Tantanngan Konstitusi Kedepan
Akhir-akhir ini bangsa Indonesia dihadapkan dengan berbagai persoalan yang mengharuskan kita sedikit berpikir keras untuk membendung setiap dinamika kehidupan masyarakat, mulai dari kasus makar,, hingga upaya konstitusi dalam membatasi sepak terjang Organisasi radikal. Opinion dari berbagai latar belakang mulai dari LSM, aktivis, mahasiswa, birokrat dan para pencinta bangsa lainnya berteriak kencang menginginkan suatu perubahan besar dalam sistem ketatanegaraan agar terciptanya kesejahteraan dan terjaminnya kedaulatan bangsa Indonesia. Hasrat perubahan tersebut harus termaktub dalam setiap elemen konstitusi sebagaimana perubahan pertama sampai keempat UUD 1945 sebagai alat mewujudkan cita-cita dan tujuan bangsa ini secara damai dan progresif. Apalagi kalau kita mengingat genetika kultural (Cultural Genetic) masyarakat Indonesia dalam proses perubahan pasti sangat melampaui batas, dan bukan tidak mungkin terdapat pula potensi konflik secara horizontal maupun vertical yang senantiasa seiring sejalan.

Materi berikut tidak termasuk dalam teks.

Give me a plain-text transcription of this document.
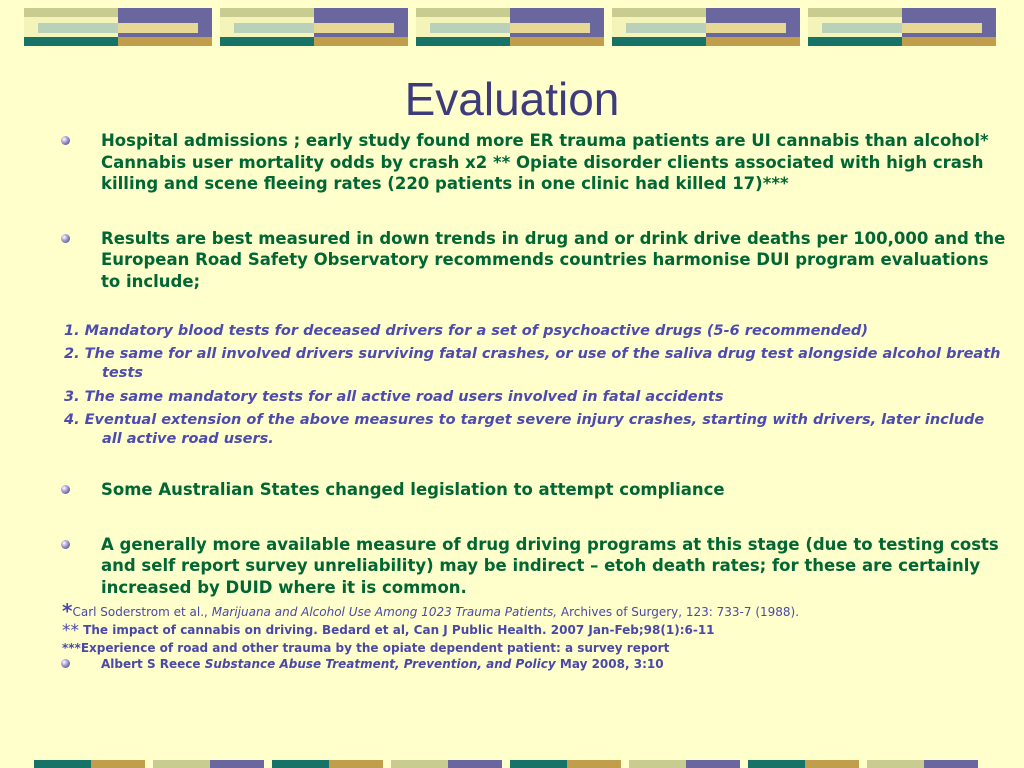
Evaluation
Hospital admissions ; early study found more ER trauma patients are UI cannabis than alcohol* Cannabis user mortality odds by crash x2 ** Opiate disorder clients associated with high crash killing and scene fleeing rates (220 patients in one clinic had killed 17)***
Results are best measured in down trends in drug and or drink drive deaths per 100,000 and the European Road Safety Observatory recommends countries harmonise DUI program evaluations to include;
1. Mandatory blood tests for deceased drivers for a set of psychoactive drugs (5-6 recommended)
2. The same for all involved drivers surviving fatal crashes, or use of the saliva drug test alongside alcohol breath tests
3. The same mandatory tests for all active road users involved in fatal accidents
4. Eventual extension of the above measures to target severe injury crashes, starting with drivers, later include all active road users.
Some Australian States changed legislation to attempt compliance
A generally more available measure of drug driving programs at this stage (due to testing costs and self report survey unreliability) may be indirect – etoh death rates; for these are certainly increased by DUID where it is common.
*Carl Soderstrom et al., Marijuana and Alcohol Use Among 1023 Trauma Patients, Archives of Surgery, 123: 733-7 (1988).
** The impact of cannabis on driving. Bedard et al, Can J Public Health. 2007 Jan-Feb;98(1):6-11
***Experience of road and other trauma by the opiate dependent patient: a survey report
Albert S Reece Substance Abuse Treatment, Prevention, and Policy May 2008, 3:10
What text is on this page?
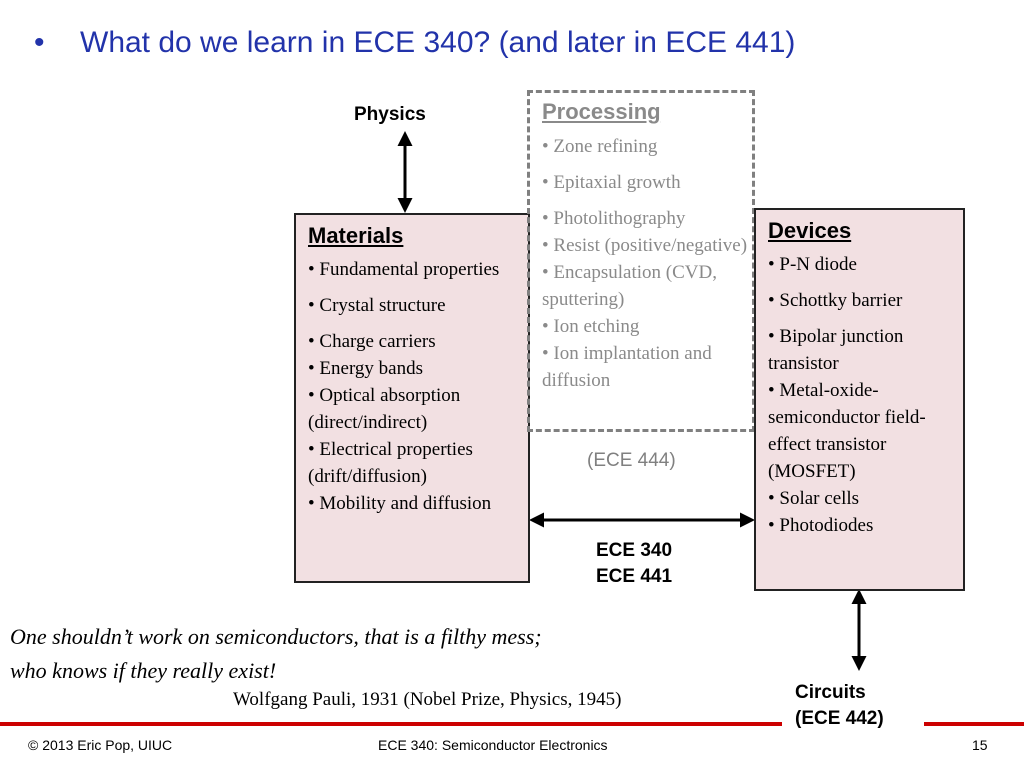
• What do we learn in ECE 340? (and later in ECE 441)
Physics
Materials
• Fundamental properties
• Crystal structure
• Charge carriers
• Energy bands
• Optical absorption (direct/indirect)
• Electrical properties (drift/diffusion)
• Mobility and diffusion
Processing
• Zone refining
• Epitaxial growth
• Photolithography
• Resist (positive/negative)
• Encapsulation (CVD, sputtering)
• Ion etching
• Ion implantation and diffusion
(ECE 444)
Devices
• P-N diode
• Schottky barrier
• Bipolar junction transistor
• Metal-oxide-semiconductor field-effect transistor (MOSFET)
• Solar cells
• Photodiodes
ECE 340
ECE 441
Circuits
(ECE 442)
One shouldn’t work on semiconductors, that is a filthy mess;
who knows if they really exist!
Wolfgang Pauli, 1931 (Nobel Prize, Physics, 1945)
© 2013 Eric Pop, UIUC	ECE 340: Semiconductor Electronics	15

Pada titik ini memang harapan terbesar segenap masyarakat Indonesia akan tertuju pada satu titik sentral yakni tindakan konstitusional. Tentu dengan harapan mulia sekaligus tuntutan kepada negara untuk suatu kebijakan yang berefek positif bagi keseluruhan masyarakat Indonesia yang plural. Ibarat kontrak kepentingan antara penguasa dan rakyatnya, penguasa mengkalim dirinya sebagai pemilik atas wilayah sekaligus pemilik rakyat, pada sisi yang lain rakyat akan mengharapkan kebijakan yang seyogianya merupakan representasi dari perasaan batin rakyat itu sendiri untuk sesuatu yang dipandang baik untuk diperjuangkan. Memang bukan suatu perkara yang mudah, manakalah negara harus berpikir keras untuk mencapai tujuan yang diinginkan rakyat. Tuntutan yang paling berat bagi konstitusi bangsa ini adalah bagaimana cara yang tepat untuk memindai norma abstrak yang menjadi konsep aturan ideal di dalam tubuh konstitusi untuk menyanggupi fakta dan praktek dalam penyelenggaraan negara. Harapan yang menjadi tantangan lain bagi negara dalam menjalankan penyelenggaraan negara berdasarkan konstitusi adalah penataan kembali kehidupan kenegaraan, sekaligus memberikan suatu action constitution semacam tindakan tegas dalam bentuk Shock Terapi tentang apa yang patut dan tidak patut. Dengan demikian, martabat konstitusi bangsa ini tidak disepelehkan. Setiap tindakan yang bertentangan dengan konstitusi juga harus mendapatkan tindakan tegas dan bertaring secara konstitusional dari negara, yang saya sebut sebagai tindakan Langsung Tunai.